Johnson es un buen trabajador. Consigue contratos. Pero es un lameculos. Habla demasiado y cree que puede engañar a cualquiera con su labia. Lo cierto es que puede. Pero a él no. Alguna vez Johnson ha intentado pasarse de listo con él. No es de fiar. Vendería a su madre si con eso consiguiera un puesto de directivo. No le gusta. Otra razón más para no bajar a la 4. 

Ha acabado la reunión. Vuelve a fijarse en ella. Su inglés es correcto. Tiene acento. Extranjera. Por el color oscuro de su pelo y ojos y el bronceado de su piel piensa que es latina. No puede despedirla, pero puede divertirse a su costa un poco.
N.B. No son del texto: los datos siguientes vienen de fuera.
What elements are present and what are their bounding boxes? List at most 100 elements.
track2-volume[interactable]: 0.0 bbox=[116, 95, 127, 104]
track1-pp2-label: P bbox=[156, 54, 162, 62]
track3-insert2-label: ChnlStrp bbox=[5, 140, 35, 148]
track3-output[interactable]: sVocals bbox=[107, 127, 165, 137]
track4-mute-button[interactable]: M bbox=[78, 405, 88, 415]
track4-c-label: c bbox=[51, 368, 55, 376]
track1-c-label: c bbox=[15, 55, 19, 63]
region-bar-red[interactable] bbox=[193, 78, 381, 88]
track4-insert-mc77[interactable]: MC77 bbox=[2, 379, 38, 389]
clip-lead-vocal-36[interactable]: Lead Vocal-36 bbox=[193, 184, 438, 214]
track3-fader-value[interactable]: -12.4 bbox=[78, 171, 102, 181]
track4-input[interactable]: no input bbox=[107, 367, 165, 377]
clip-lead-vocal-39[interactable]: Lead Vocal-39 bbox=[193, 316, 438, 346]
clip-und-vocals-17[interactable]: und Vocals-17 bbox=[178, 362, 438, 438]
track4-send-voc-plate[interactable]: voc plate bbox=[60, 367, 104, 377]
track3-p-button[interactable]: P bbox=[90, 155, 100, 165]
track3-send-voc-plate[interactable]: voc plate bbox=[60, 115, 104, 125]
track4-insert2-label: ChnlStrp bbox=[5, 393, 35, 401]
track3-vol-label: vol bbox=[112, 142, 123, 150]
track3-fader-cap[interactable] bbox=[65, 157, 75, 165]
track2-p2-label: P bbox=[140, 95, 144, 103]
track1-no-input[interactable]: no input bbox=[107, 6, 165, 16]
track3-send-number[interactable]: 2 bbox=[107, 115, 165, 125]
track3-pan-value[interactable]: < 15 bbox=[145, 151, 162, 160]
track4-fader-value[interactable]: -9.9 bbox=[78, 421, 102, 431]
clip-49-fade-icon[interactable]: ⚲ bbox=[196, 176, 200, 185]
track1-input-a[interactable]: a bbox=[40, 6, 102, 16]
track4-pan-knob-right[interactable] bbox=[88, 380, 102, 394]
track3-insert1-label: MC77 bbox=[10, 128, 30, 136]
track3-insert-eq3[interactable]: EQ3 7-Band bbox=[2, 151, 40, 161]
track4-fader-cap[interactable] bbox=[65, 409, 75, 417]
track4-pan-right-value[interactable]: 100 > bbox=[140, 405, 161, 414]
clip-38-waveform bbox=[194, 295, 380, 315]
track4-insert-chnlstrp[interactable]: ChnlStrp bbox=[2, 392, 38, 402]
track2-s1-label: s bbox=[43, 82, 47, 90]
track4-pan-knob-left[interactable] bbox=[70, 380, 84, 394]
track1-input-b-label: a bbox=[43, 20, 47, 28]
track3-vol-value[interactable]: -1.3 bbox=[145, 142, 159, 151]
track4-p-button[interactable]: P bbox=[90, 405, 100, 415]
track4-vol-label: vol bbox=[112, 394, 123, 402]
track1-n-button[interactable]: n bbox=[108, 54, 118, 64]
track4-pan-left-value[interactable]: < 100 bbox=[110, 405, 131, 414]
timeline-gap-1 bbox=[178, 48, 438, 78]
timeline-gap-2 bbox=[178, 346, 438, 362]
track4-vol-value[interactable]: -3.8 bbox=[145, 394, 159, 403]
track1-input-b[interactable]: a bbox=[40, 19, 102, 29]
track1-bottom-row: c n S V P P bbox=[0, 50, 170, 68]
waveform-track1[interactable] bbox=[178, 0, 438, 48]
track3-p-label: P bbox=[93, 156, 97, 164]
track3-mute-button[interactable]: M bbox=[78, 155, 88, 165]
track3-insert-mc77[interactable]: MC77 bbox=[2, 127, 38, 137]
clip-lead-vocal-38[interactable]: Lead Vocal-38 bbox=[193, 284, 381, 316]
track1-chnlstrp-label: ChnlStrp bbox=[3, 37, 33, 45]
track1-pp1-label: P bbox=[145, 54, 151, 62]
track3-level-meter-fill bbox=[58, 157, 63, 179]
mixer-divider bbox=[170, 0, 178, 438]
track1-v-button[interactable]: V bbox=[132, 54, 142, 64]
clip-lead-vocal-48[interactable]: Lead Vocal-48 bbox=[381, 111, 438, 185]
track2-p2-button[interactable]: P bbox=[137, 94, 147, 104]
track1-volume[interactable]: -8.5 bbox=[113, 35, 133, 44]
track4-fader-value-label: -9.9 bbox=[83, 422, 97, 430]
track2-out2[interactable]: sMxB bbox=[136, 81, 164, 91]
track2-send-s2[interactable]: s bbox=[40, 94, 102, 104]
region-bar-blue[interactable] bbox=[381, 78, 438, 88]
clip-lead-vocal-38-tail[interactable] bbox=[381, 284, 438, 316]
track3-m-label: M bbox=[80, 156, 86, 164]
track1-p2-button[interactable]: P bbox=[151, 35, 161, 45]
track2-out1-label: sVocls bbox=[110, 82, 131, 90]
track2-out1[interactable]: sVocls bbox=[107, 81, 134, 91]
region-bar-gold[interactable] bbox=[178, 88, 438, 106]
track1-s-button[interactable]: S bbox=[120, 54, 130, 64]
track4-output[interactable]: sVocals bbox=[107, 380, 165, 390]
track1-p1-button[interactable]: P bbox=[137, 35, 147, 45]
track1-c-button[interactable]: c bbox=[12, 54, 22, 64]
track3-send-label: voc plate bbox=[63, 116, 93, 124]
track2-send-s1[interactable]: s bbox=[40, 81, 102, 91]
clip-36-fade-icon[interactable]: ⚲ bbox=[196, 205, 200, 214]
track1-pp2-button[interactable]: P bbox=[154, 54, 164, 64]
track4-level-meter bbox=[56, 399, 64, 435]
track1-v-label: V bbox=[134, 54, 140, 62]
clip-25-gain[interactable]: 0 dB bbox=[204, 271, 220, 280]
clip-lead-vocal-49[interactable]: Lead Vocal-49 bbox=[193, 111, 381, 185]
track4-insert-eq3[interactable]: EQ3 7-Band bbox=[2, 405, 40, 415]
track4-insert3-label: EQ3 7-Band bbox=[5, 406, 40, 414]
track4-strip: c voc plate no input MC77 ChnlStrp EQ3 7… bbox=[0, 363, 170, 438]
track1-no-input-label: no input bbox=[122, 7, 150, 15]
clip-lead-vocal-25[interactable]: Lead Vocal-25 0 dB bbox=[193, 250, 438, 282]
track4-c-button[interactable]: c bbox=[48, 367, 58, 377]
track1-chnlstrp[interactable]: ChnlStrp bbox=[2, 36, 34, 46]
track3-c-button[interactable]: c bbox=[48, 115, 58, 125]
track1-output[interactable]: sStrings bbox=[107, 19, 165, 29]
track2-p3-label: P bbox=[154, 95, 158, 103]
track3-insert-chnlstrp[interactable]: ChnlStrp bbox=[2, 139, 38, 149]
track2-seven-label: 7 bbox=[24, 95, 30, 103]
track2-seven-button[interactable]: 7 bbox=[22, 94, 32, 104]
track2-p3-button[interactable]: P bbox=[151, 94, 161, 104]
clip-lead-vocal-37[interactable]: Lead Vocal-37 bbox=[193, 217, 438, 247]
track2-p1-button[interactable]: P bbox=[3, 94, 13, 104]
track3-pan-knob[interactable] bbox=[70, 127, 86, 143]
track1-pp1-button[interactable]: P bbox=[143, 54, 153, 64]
Quiere ponerla nerviosa. Ver hasta dónde puede llegar. Permanece sentado. Observándola. Ella está de espaldas y diciendo palabras en voz baja en español. Está hablando sola. Ni siquiera ha reparado en su presencia. 

Cuando él le habla le gusta notar el pequeño y casi imperceptible respingo que da. Ella dice su nombre. Nombre extranjero. No lo recordará. Con desprecio y desgana critica su trabajo y se va. Antes de que salga por la puerta la chica le habla. Pero no reconoce la voz alterada y titubeante de hace unos minutos. Ahora es clara y desafiante. Esa mutación lo sorprende. Y que algo proveniente de la planta 4 lo sorprenda, le hace sonreír.